Peter Cook, of whom my learned colleague Rod wrote so wisely in his very recent review of The Rise and Rise of Michael Rimmer (1970), is perfectly unctuous as the pushy, greedy older brother to Dudley Moore’s perpetually-in-heat John. The pair plays well together, but aren’t really allowed to stretch the limits of the comic possibilities at their disposal, coming off as fussy rather than ferociously funny. Their best scene for me was a very physical one in which they attempt to keep the tontine solicitor from retrieving the box containing the tontine cash payout by falling all over themselves to haul it around a funeral in progress.
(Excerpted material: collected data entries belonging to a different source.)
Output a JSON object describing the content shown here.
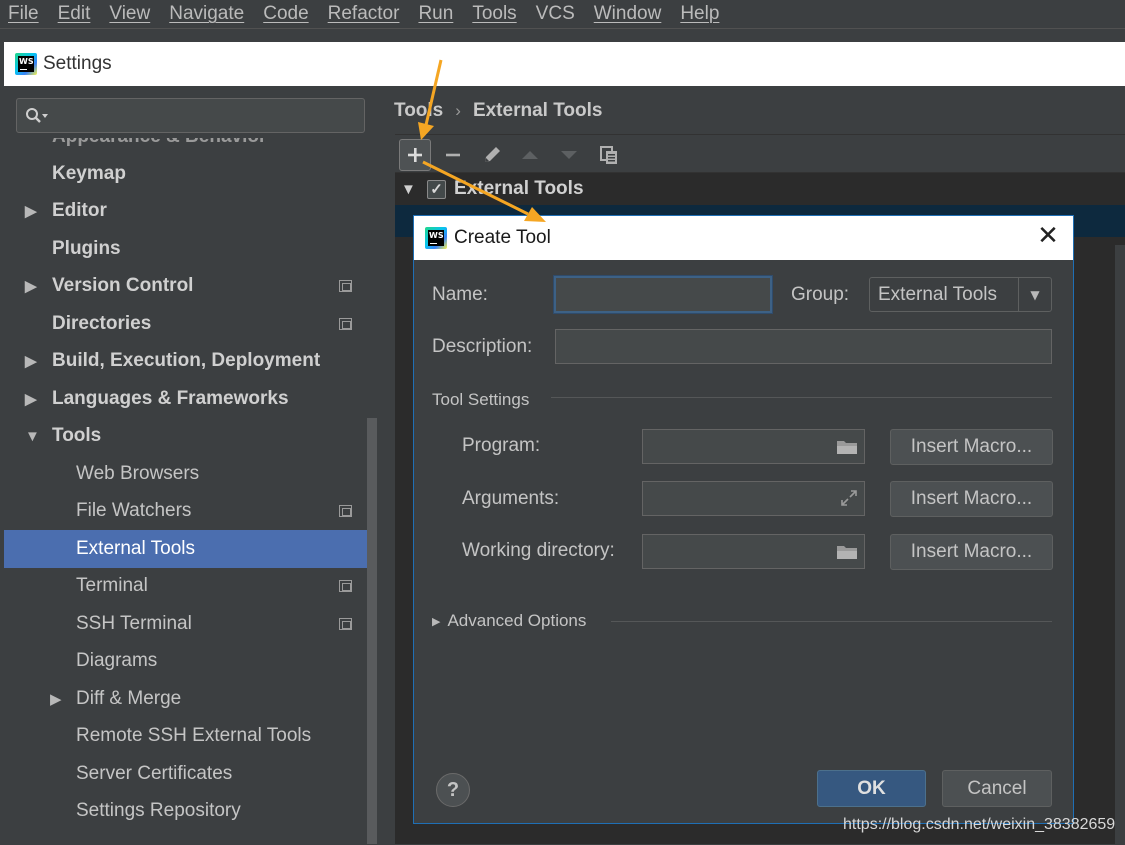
{
  "menu": [
    "File",
    "Edit",
    "View",
    "Navigate",
    "Code",
    "Refactor",
    "Run",
    "Tools",
    "VCS",
    "Window",
    "Help"
  ],
  "settings_window": {
    "title": "Settings",
    "app_logo_text": "WS"
  },
  "search": {
    "placeholder": "",
    "icon": "search-icon"
  },
  "tree": {
    "cut_item": "Appearance & Behavior",
    "items": [
      {
        "label": "Keymap"
      },
      {
        "label": "Editor"
      },
      {
        "label": "Plugins"
      },
      {
        "label": "Version Control"
      },
      {
        "label": "Directories"
      },
      {
        "label": "Build, Execution, Deployment"
      },
      {
        "label": "Languages & Frameworks"
      },
      {
        "label": "Tools"
      },
      {
        "label": "Web Browsers"
      },
      {
        "label": "File Watchers"
      },
      {
        "label": "External Tools"
      },
      {
        "label": "Terminal"
      },
      {
        "label": "SSH Terminal"
      },
      {
        "label": "Diagrams"
      },
      {
        "label": "Diff & Merge"
      },
      {
        "label": "Remote SSH External Tools"
      },
      {
        "label": "Server Certificates"
      },
      {
        "label": "Settings Repository"
      }
    ]
  },
  "breadcrumb": {
    "parent": "Tools",
    "current": "External Tools"
  },
  "external_tools_group": {
    "label": "External Tools",
    "checked": true
  },
  "dialog": {
    "title": "Create Tool",
    "name_label": "Name:",
    "name_value": "",
    "group_label": "Group:",
    "group_value": "External Tools",
    "description_label": "Description:",
    "description_value": "",
    "tool_settings_label": "Tool Settings",
    "program_label": "Program:",
    "arguments_label": "Arguments:",
    "working_directory_label": "Working directory:",
    "insert_macro_label": "Insert Macro...",
    "advanced_options_label": "Advanced Options",
    "help_label": "?",
    "ok_label": "OK",
    "cancel_label": "Cancel"
  },
  "watermark": "https://blog.csdn.net/weixin_38382659",
  "colors": {
    "background": "#3c3f41",
    "selection": "#4b6eaf",
    "ok_button": "#365880",
    "annotation_arrow": "#f5a623"
  }
}
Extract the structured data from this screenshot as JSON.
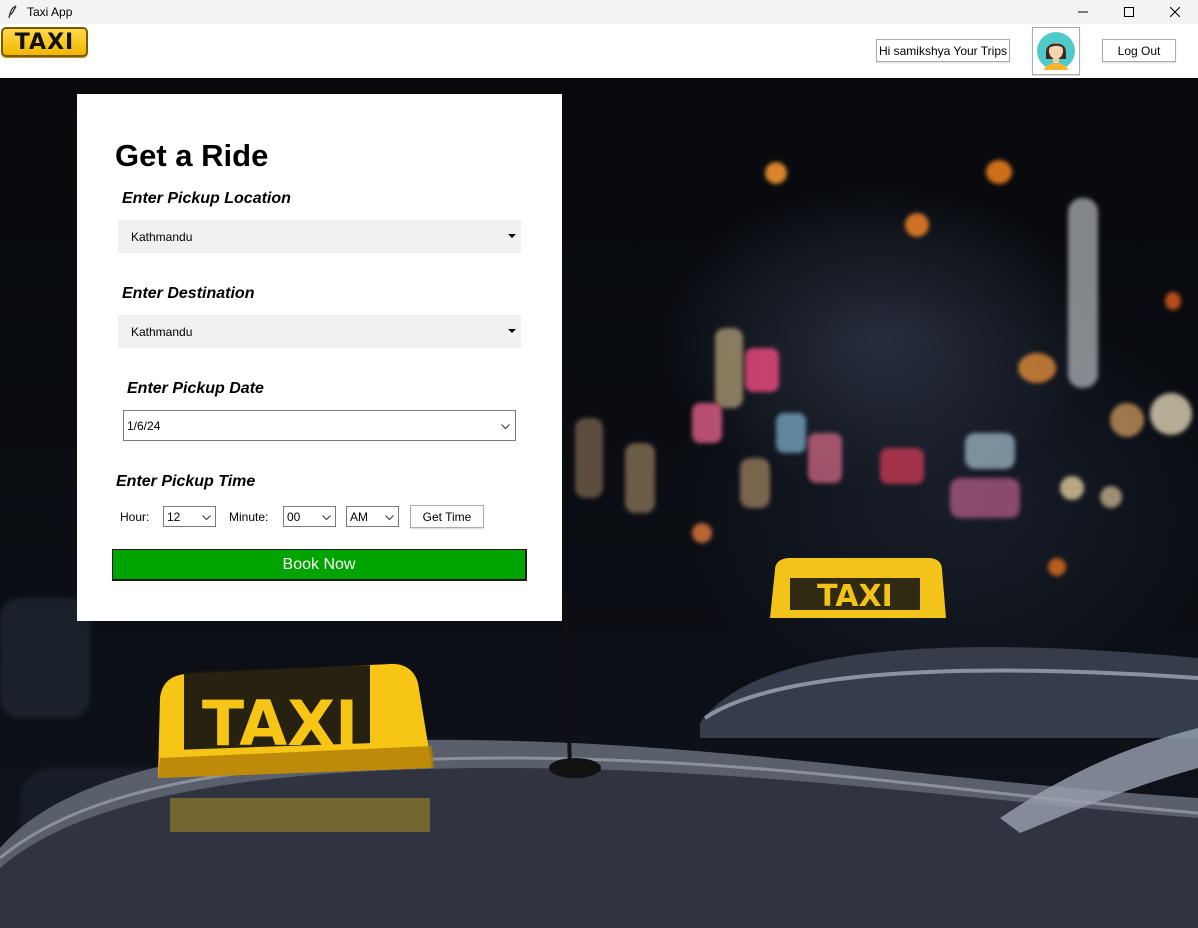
{
  "window": {
    "title": "Taxi App"
  },
  "header": {
    "logo_text": "TAXI",
    "greeting": "Hi samikshya Your Trips",
    "logout_label": "Log Out"
  },
  "form": {
    "heading": "Get a Ride",
    "pickup_label": "Enter Pickup Location",
    "pickup_value": "Kathmandu",
    "destination_label": "Enter Destination",
    "destination_value": "Kathmandu",
    "date_label": "Enter Pickup Date",
    "date_value": "1/6/24",
    "time_label": "Enter Pickup Time",
    "hour_label": "Hour:",
    "hour_value": "12",
    "minute_label": "Minute:",
    "minute_value": "00",
    "ampm_value": "AM",
    "get_time_label": "Get Time",
    "book_label": "Book Now"
  },
  "background": {
    "taxi_sign_near": "TAXI",
    "taxi_sign_far": "TAXI"
  },
  "colors": {
    "book_button": "#00a400",
    "taxi_yellow": "#f5c400"
  }
}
The two comic standouts are Peter Sellers as the disreputable Dr. Pratt, who provides Morris with the fake death certificate, and Wilfrid Lawson, who plays Masterman’s decrepit, old butler Peacock. The latter, a red-nosed, alcoholic geezer whose slurred speech is nearly incomprehensible, was, sadly, playing himself. Nonetheless, Peacock knows what’s going on around him and lurks perfectly with that gentle awareness of the lackey who has learned how to stay out of the line of fire. Sellers, of course, needs no salesmanship on my part. He’s utterly vague and distracted, surrounded by cats on every surface and in every drawer, and attempting to keep up appearances of professional propriety while upping his fee for the death certificate from five to ten shillings when Morris says that price is no object. When he signs the death certificate, Morris must call out the spelling of the doctor’s own name; Pratt blots the fresh ink with the back of a kitten he has stashed in his desk drawer, certainly an inspired bit of improvisation.
There are a great many more delights from the cast of hundreds that comprise The Wrong Box. I can only encourage you to pick up the right box and see for yourself.